Уинифред, которая, казалось, подслушивала под дверью, протянула Этте пару туфель, едва та вышла из кабинета. Когда Генри, накинувший на пиджак легкую куртку, нагнал девушку, Уинифред уже растворилась в тени коридора, как взаправдашний вурдалак.
– Ни плаща, ни куртки? – удивился он, оглядывая ее с головы до ног.
– Дражайшая Уинифред, очевидно, не сочла это необходимым, – в тон ему ответила Этта. Один из стражей хихикнул в кулак, получив тычок в бок от коллеги.
Генри, казалось, слегка вздрогнул:
– Твоя мать тоже так ее называла.
– Моя мать встречалась с этой женщиной и обе выжили?
Уголок его рта приподнялся, и она, все еще испытывавшая неловкость и некоторую неуверенность, немного расслабилась.
– Я не говорил, что обошлось без травм.
– А я-то гадала, откуда у нее шрам на подбородке, – натужно пошутила Этта.
– Боюсь, это моих рук дело, – признался Генри. – По молодости лет мы были довольно жесткими партнерами по фехтованию. Тот шрам стал пополнением ее обширной коллекции, но, когда она вернула должок, – он показал на бледную тонкую полоску над левой бровью, – инцидент был признан исчерпанным.
Этта постаралась не морщиться. Кровь за кровь. Как похоже на Роуз Линден.
Мысль унеслась прочь, когда Генри накинул куртку ей на плечи.
– Достаточно? – спросил он. – Октябрь тут теплый, ты вряд ли замерзнешь.
Под его обеспокоенным взглядом Этта завернулась в куртку.
– Спасибо.
– Мы быстренько прогуляемся по улице, Дженкинс, – сказал Генри, повернувшись к смешливому стражу. Тот коротко поклонился и, стоило Этте с отцом двинуться по коридору, вместе с напарником последовал за ними. Девушка смущенно оглянулась, но Генри вернул ее внимание, предложив руку.
В обход величественной парадной лестницы, он повел ее по боковой – нарочито простой и функциональной, явно предназначенной для слуг. Спустившись на два этажа, они попали в большой гулкий вестибюль.
На входящих и уходящих смотрел портрет красивой молодой дамы в бархатном платье и бриллиантах, царственной, словно королева. Картину освещала огромная хрустальная люстра, каким-то чудом пережившая землетрясение, потеряв лишь несколько украшавших ее «перышек».

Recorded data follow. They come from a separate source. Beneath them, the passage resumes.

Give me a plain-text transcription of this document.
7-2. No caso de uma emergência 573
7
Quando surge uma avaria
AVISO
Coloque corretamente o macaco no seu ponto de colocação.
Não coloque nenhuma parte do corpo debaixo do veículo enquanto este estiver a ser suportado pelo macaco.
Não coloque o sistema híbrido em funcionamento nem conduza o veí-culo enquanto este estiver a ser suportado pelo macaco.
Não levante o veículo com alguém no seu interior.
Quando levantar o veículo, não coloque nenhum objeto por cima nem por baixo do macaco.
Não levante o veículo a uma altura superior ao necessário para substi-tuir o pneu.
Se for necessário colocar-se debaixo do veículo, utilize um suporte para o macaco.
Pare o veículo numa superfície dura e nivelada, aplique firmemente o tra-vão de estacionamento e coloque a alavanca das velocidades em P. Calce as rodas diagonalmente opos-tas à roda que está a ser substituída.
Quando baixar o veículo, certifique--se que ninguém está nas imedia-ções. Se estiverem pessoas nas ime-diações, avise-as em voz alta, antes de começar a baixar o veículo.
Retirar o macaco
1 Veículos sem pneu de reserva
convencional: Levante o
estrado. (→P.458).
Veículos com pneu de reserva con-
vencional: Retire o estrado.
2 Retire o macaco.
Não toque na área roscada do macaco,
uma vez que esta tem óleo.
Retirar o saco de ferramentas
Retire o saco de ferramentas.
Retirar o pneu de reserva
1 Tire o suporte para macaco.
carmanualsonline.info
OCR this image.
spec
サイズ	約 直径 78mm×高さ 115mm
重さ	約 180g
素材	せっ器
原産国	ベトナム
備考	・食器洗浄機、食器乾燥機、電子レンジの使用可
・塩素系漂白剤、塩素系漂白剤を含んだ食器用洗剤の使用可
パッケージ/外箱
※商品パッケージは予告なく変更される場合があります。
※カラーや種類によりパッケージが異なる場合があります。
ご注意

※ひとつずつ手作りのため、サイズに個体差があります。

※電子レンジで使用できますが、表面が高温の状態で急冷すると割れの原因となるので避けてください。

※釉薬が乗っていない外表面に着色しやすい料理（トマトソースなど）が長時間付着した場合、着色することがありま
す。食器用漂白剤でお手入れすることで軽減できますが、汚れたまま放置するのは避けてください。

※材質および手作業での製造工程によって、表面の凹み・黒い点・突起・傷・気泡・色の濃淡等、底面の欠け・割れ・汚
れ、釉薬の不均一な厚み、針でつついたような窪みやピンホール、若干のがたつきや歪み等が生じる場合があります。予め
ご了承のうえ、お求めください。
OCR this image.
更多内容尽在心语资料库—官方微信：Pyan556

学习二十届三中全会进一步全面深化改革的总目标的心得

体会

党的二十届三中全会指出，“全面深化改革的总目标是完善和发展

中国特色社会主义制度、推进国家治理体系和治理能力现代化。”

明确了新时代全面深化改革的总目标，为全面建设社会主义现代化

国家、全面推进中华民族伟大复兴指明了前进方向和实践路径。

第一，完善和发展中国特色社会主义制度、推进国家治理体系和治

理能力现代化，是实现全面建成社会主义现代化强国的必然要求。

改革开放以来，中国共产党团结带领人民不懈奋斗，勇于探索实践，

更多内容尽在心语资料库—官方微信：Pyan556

Дженкинс встал сбоку от тяжелой входной двери, вскоре к нему подскочили еще двое, все примерно одного роста, с одинаковыми темными волосами, у кого-то запыленными сединой, у кого-то нет. Этта на мгновение остановилась перед портретом, потирая больное плечо.
– Вам больно, мисс Хемлок? Дать что-нибудь обезболивающее? – спросил Дженкинс.
– О… э… нет, благодарю вас, – пробормотала Этта, спеша опустить руку. Болело ужасно, но она не хотела принимать никакие лекарства, – мало ли как они на нее подействуют. – И я Спенсер, а не Хемлок.